What made that work possible was trust. Chuck Hagel, he recalls, used to say that "the coin of the realm is trust," and Schleusener saw that up close while helping revise Hagel's 2013 West Point commencement address in real time as sexual assault scandals were unfolding across the military. In moments like that, credibility depends on recognizing what people are experiencing right now, not just what you planned to say a week ago. Wesleyan had already given him practice in that kind of composure. Confidence, he says, did not come from certainty. It came from experience, from learning how to adapt, and from trusting he could operate effectively even in demanding environments.
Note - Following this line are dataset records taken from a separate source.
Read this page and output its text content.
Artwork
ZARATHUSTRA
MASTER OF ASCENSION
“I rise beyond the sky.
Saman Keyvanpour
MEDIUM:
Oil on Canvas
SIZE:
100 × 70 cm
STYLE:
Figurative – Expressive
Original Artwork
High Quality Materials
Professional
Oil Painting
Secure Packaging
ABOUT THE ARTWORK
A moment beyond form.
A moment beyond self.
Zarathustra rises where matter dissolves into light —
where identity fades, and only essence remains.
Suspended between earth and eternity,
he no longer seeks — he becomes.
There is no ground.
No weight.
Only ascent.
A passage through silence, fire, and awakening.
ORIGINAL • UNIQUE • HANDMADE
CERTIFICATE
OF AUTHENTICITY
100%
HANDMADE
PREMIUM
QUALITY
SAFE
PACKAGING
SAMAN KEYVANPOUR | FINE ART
Eventually, though, he realized he needed to build something of his own. During the later Obama years, particularly as the Department of Defense moved to open all military roles to women and end the first ban on transgender servicemembers, he saw how change inside institutions actually happens. Durable progress requires policy, leadership, and culture to move together. But he also saw that many advocacy models outside government were not built to engage institutions at that level. There was a gap between how change worked inside systems and how people were trying to push on those systems from the outside.
That gap led to Out in National Security, which he co-founded in 2018 with Shawn Skelly and Rusty Pickens. The organization was built not just around representation, but around translation. Schleusener had become comfortable in rooms with senior national security leaders and in LGBTQ spaces, and he understood how to help those worlds talk to one another. Out in National Security was created to connect people, institutions, and partners so that policy, pressure, and implementation could move together. Since then, it has grown into a national organization that has helped connect more than thirty national security appointees across government, supported automatic discharge upgrades for more than eleven thousand LGB servicemembers, and built leadership programs and practical tools for the field.
For current Wesleyan student-athletes interested in public service or national security, Schleusener's advice is clear. Discipline, writing, judgment, and integrity matter over time. So does understanding how institutions actually work. Organizations are made of people, but they are also shaped by structures, incentives, and habits. If you want to create change, you have to understand both the moral claim and the machinery that can carry it.
Looking back, he says Wesleyan gave him two things he still relies on: creativity and resilience. Swimming taught him how to stay steady under strain. Wesleyan more broadly taught him how to bring his full self into difficult work and to do it with decency. That combination has shaped everything since. The races changed. The work got bigger. But the core challenge stayed the same: stay calm, keep moving, and build something that allows others to thrive too.